There are small, quite simple and logical (!) puzzles, some pretty decent environments, and, well, it looks like a decent enough adventure to me.

This is an extremely small print run game. It's refreshing to see a game that was so lovingly crafted. The packaging, as seen in the scans, was mostly photocopied, and the floppy hand-labeled. The physical appearance of the game was pretty brutal and honest: "We just tried to get this game for market." The game itself has the quality that says "I made this game, it isn't great but it's mine and I like it, and I thought it was decent enough to be marketed". The author may not have produced the Greatest Game in the end, but damn it if they didn't fight honestly to get this game out. And I, as a gamer, am happy I got the game and played through, because honestly, I appreciate a honest effort to make a game no matter if it's difficult to do so, and got a chance to see some lone artist's work that otherwise could have been forgotten. It warmed my heart to see the game. It warmed my heart to see something that could have been big, glorious, and popular, if only there had been more people and more money and more everything... Ah, damn, I'd better quit before I get too lyrical.

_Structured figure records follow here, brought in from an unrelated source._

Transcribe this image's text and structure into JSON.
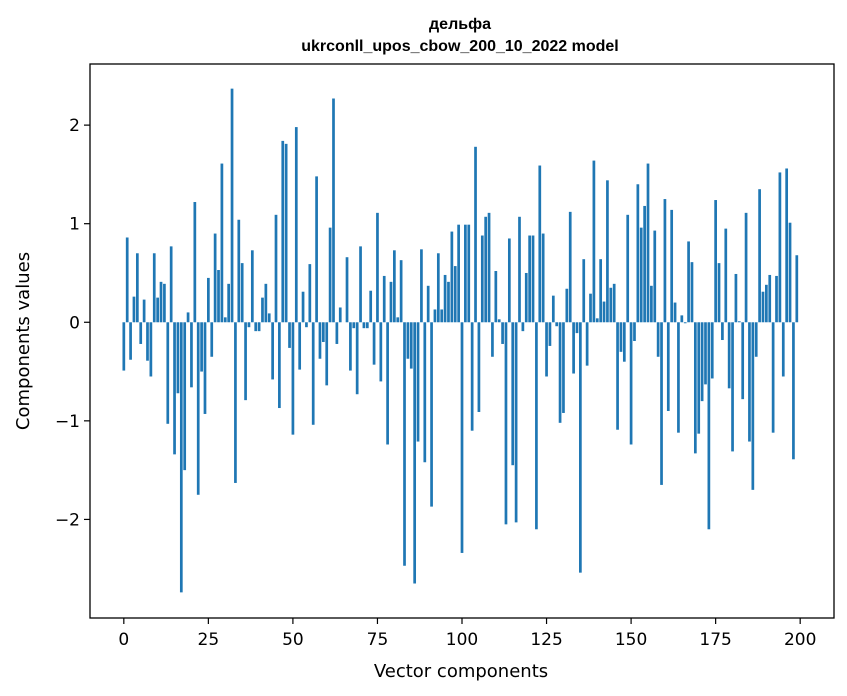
{
  "chart_data": {
    "type": "bar",
    "title": "дельфа",
    "subtitle": "ukrconll_upos_cbow_200_10_2022 model",
    "xlabel": "Vector components",
    "ylabel": "Components values",
    "xlim": [
      -10,
      210
    ],
    "ylim": [
      -3.0,
      2.62
    ],
    "xticks": [
      0,
      25,
      50,
      75,
      100,
      125,
      150,
      175,
      200
    ],
    "yticks": [
      -2,
      -1,
      0,
      1,
      2
    ],
    "ytick_labels": [
      "−2",
      "−1",
      "0",
      "1",
      "2"
    ],
    "grid": false,
    "bar_color": "#1f77b4",
    "values": [
      -0.49,
      0.86,
      -0.38,
      0.26,
      0.7,
      -0.22,
      0.23,
      -0.39,
      -0.55,
      0.7,
      0.25,
      0.41,
      0.39,
      -1.03,
      0.77,
      -1.34,
      -0.72,
      -2.74,
      -1.5,
      0.1,
      -0.66,
      1.22,
      -1.75,
      -0.5,
      -0.93,
      0.45,
      -0.35,
      0.9,
      0.53,
      1.61,
      0.05,
      0.39,
      2.37,
      -1.63,
      1.04,
      0.6,
      -0.79,
      -0.05,
      0.73,
      -0.09,
      -0.09,
      0.25,
      0.39,
      0.09,
      -0.58,
      1.09,
      -0.87,
      1.84,
      1.81,
      -0.26,
      -1.14,
      1.98,
      -0.48,
      0.31,
      -0.05,
      0.59,
      -1.04,
      1.48,
      -0.37,
      -0.2,
      -0.64,
      0.96,
      2.27,
      -0.22,
      0.15,
      0.0,
      0.66,
      -0.49,
      -0.06,
      -0.73,
      0.77,
      -0.06,
      -0.06,
      0.32,
      -0.43,
      1.11,
      -0.6,
      0.47,
      -1.24,
      0.41,
      0.73,
      0.05,
      0.63,
      -2.47,
      -0.37,
      -0.47,
      -2.65,
      -1.21,
      0.74,
      -1.42,
      0.37,
      -1.87,
      0.13,
      0.7,
      0.13,
      0.48,
      0.41,
      0.92,
      0.57,
      0.99,
      -2.34,
      0.99,
      0.99,
      -1.1,
      1.78,
      -0.91,
      0.88,
      1.07,
      1.11,
      -0.35,
      0.52,
      0.03,
      -0.22,
      -2.05,
      0.85,
      -1.45,
      -2.03,
      1.07,
      -0.09,
      0.5,
      0.88,
      0.88,
      -2.1,
      1.59,
      0.9,
      -0.55,
      -0.24,
      0.27,
      -0.04,
      -1.02,
      -0.92,
      0.34,
      1.12,
      -0.52,
      -0.11,
      -2.54,
      0.64,
      -0.44,
      0.29,
      1.64,
      0.04,
      0.64,
      0.21,
      1.44,
      0.35,
      0.39,
      -1.09,
      -0.3,
      -0.4,
      1.09,
      -1.24,
      -0.19,
      1.4,
      0.96,
      1.18,
      1.61,
      0.37,
      0.93,
      -0.35,
      -1.65,
      1.25,
      -0.9,
      1.14,
      0.2,
      -1.12,
      0.07,
      -0.01,
      0.82,
      0.61,
      -1.33,
      -1.13,
      -0.8,
      -0.63,
      -2.1,
      -0.57,
      1.24,
      0.6,
      -0.18,
      0.95,
      -0.67,
      -1.31,
      0.49,
      0.01,
      -0.78,
      1.11,
      -1.21,
      -1.7,
      -0.35,
      1.35,
      0.31,
      0.38,
      0.48,
      -1.12,
      0.47,
      1.52,
      -0.55,
      1.56,
      1.01,
      -1.39,
      0.68
    ]
  }
}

I don't know of any other people who bought the game. I know the developers did produce other text adventures, and apparently sold a few of them too, but as far as I know, aside of the advertising I have not seen them mentioned anywhere.

I can't remember how long it took for me to play through the game, but that was not long. It is a short adventure, maybe the reason I started liking short adventures. Not the greatest work of interactive fiction ever written, but I think it was very cool anyway - for the time.